Thursday 28 June 2012

Post Mazey Day Gig depression!

Just to update on the goings on of last Saturday evening/Sunday morning. I did spend the day in bed on Sunday, sleeping and then headed out to the doks Monday for more blood tests. A seagull decided to 'bless' my head on the way home, and the evening I reacted badly to the fact I had put on another 1/2 lb at Slimming World. I went on twitter later that evening, during which I began to lose it a little, head spinning, becoming a tad irrational which are the usual sign for me that I've overdone things. I've spent the last 2 days sleeping it off as it were which means feeling utterly miserable, disorientated and generally unwell.

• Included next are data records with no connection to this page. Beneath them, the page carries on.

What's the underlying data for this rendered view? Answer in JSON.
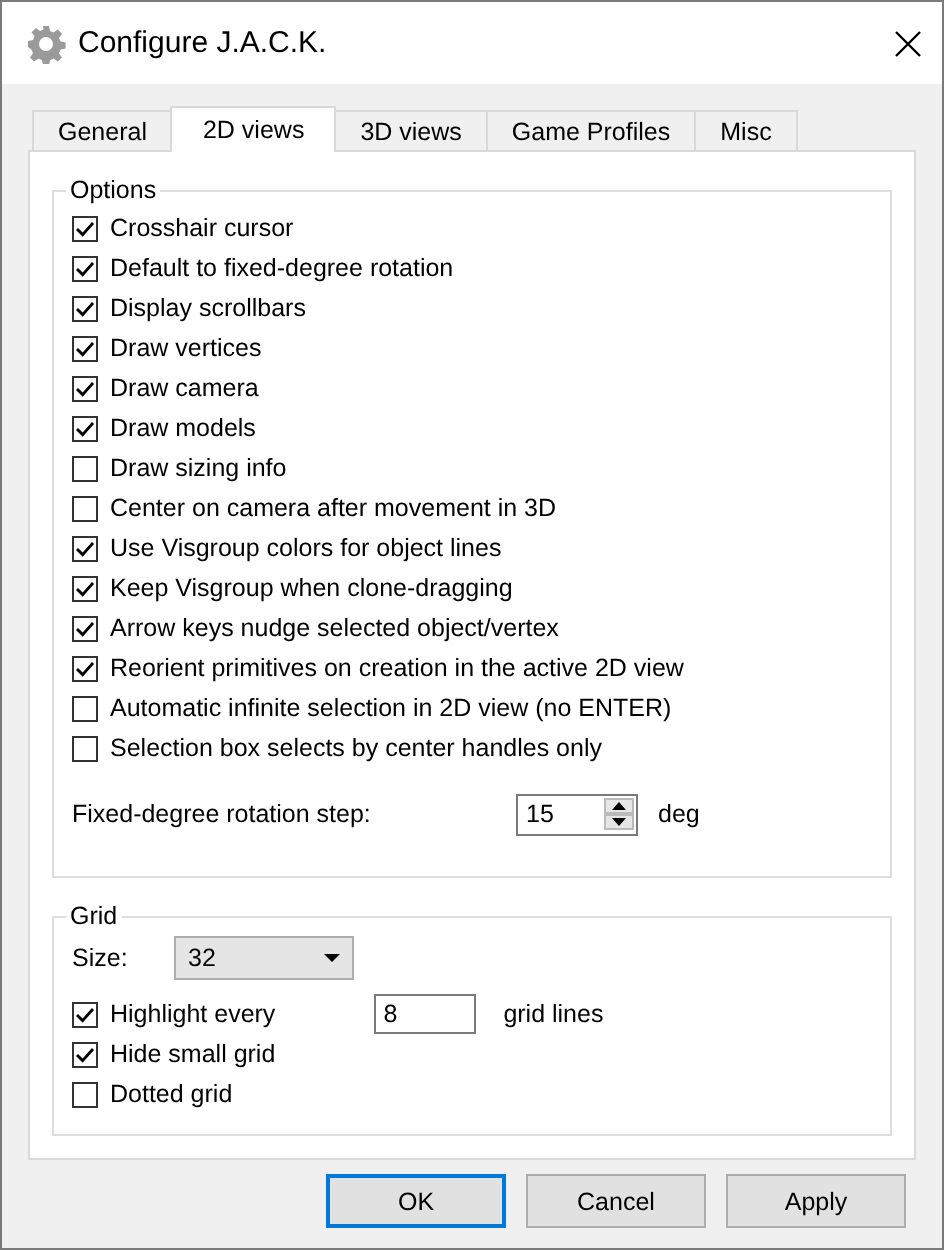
{
  "window": {
    "title": "Configure J.A.C.K."
  },
  "tabs": [
    {
      "label": "General",
      "selected": false
    },
    {
      "label": "2D views",
      "selected": true
    },
    {
      "label": "3D views",
      "selected": false
    },
    {
      "label": "Game Profiles",
      "selected": false
    },
    {
      "label": "Misc",
      "selected": false
    }
  ],
  "options": {
    "title": "Options",
    "items": [
      {
        "label": "Crosshair cursor",
        "checked": true
      },
      {
        "label": "Default to fixed-degree rotation",
        "checked": true
      },
      {
        "label": "Display scrollbars",
        "checked": true
      },
      {
        "label": "Draw vertices",
        "checked": true
      },
      {
        "label": "Draw camera",
        "checked": true
      },
      {
        "label": "Draw models",
        "checked": true
      },
      {
        "label": "Draw sizing info",
        "checked": false
      },
      {
        "label": "Center on camera after movement in 3D",
        "checked": false
      },
      {
        "label": "Use Visgroup colors for object lines",
        "checked": true
      },
      {
        "label": "Keep Visgroup when clone-dragging",
        "checked": true
      },
      {
        "label": "Arrow keys nudge selected object/vertex",
        "checked": true
      },
      {
        "label": "Reorient primitives on creation in the active 2D view",
        "checked": true
      },
      {
        "label": "Automatic infinite selection in 2D view (no ENTER)",
        "checked": false
      },
      {
        "label": "Selection box selects by center handles only",
        "checked": false
      }
    ],
    "rotation_step": {
      "label": "Fixed-degree rotation step:",
      "value": "15",
      "unit": "deg"
    }
  },
  "grid": {
    "title": "Grid",
    "size": {
      "label": "Size:",
      "value": "32"
    },
    "highlight": {
      "label": "Highlight every",
      "checked": true,
      "value": "8",
      "unit": "grid lines"
    },
    "items": [
      {
        "label": "Hide small grid",
        "checked": true
      },
      {
        "label": "Dotted grid",
        "checked": false
      }
    ]
  },
  "buttons": [
    {
      "label": "OK",
      "default": true
    },
    {
      "label": "Cancel",
      "default": false
    },
    {
      "label": "Apply",
      "default": false
    }
  ]
}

This time I have done what my body (and Algy I suspect) has forced me to do and that's recharge the batteries. Dave, my ever wonderful husband, has been his usual understanding self and has wisely not made too much of a fuss as I am a total grumpy drawers when I get ill, usually wanting to be just left alone. I did do a little writing and emailing so I wouldn't be totally bed bound (not good for chest or lungs) and feel much better now, although if I don't get to bed soon, it'll start all over again.

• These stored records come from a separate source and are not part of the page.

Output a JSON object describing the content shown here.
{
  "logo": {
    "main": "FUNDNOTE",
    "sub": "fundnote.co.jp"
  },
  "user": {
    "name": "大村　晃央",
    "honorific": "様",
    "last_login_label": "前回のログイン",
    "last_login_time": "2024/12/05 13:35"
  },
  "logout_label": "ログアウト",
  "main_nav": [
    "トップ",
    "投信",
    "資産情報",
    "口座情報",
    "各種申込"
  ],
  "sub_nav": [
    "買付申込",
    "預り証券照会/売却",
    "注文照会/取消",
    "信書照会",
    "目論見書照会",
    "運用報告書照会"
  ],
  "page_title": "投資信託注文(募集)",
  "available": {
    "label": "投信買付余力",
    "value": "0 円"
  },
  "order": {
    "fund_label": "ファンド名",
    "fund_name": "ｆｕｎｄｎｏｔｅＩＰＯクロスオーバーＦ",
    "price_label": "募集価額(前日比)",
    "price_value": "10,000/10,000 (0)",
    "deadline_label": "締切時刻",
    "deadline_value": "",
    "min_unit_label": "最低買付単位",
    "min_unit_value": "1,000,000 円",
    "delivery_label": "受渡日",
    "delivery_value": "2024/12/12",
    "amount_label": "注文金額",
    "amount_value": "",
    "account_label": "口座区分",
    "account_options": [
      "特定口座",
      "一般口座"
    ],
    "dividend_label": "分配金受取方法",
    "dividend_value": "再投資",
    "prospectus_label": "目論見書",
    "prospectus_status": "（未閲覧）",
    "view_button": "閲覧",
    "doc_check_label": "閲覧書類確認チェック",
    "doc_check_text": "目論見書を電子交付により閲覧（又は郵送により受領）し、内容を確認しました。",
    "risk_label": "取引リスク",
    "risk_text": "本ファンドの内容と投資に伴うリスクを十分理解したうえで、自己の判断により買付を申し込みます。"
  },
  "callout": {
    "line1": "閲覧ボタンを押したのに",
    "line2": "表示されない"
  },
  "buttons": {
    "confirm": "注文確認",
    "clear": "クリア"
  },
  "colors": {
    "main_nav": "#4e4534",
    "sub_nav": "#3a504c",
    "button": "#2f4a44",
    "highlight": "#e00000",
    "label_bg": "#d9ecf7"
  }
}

Is this what is termed 'brain fatigue' by the way? Heard that expression a lot but do not entirely understand it.

Laters!

Sunday 24 June 2012

On Algy, Crowd Control and Bucket Lists.

"Who is Algy.." I hear you cry. Well, a few of us in the bt community often will personalise our tumours by giving them names.  So let me introduce you to Algernon again as I did in my last post, or Algy for short, as the name of my benign tumour that does not act so benign at times. It's easier to call him Algy (why give a male personality to something growing inside a female skull? Dunno, I suppose the psyche boys will have an explanation for that) and not to keep saying 'brain tumour' all the time. It's shorthand and not so emotive.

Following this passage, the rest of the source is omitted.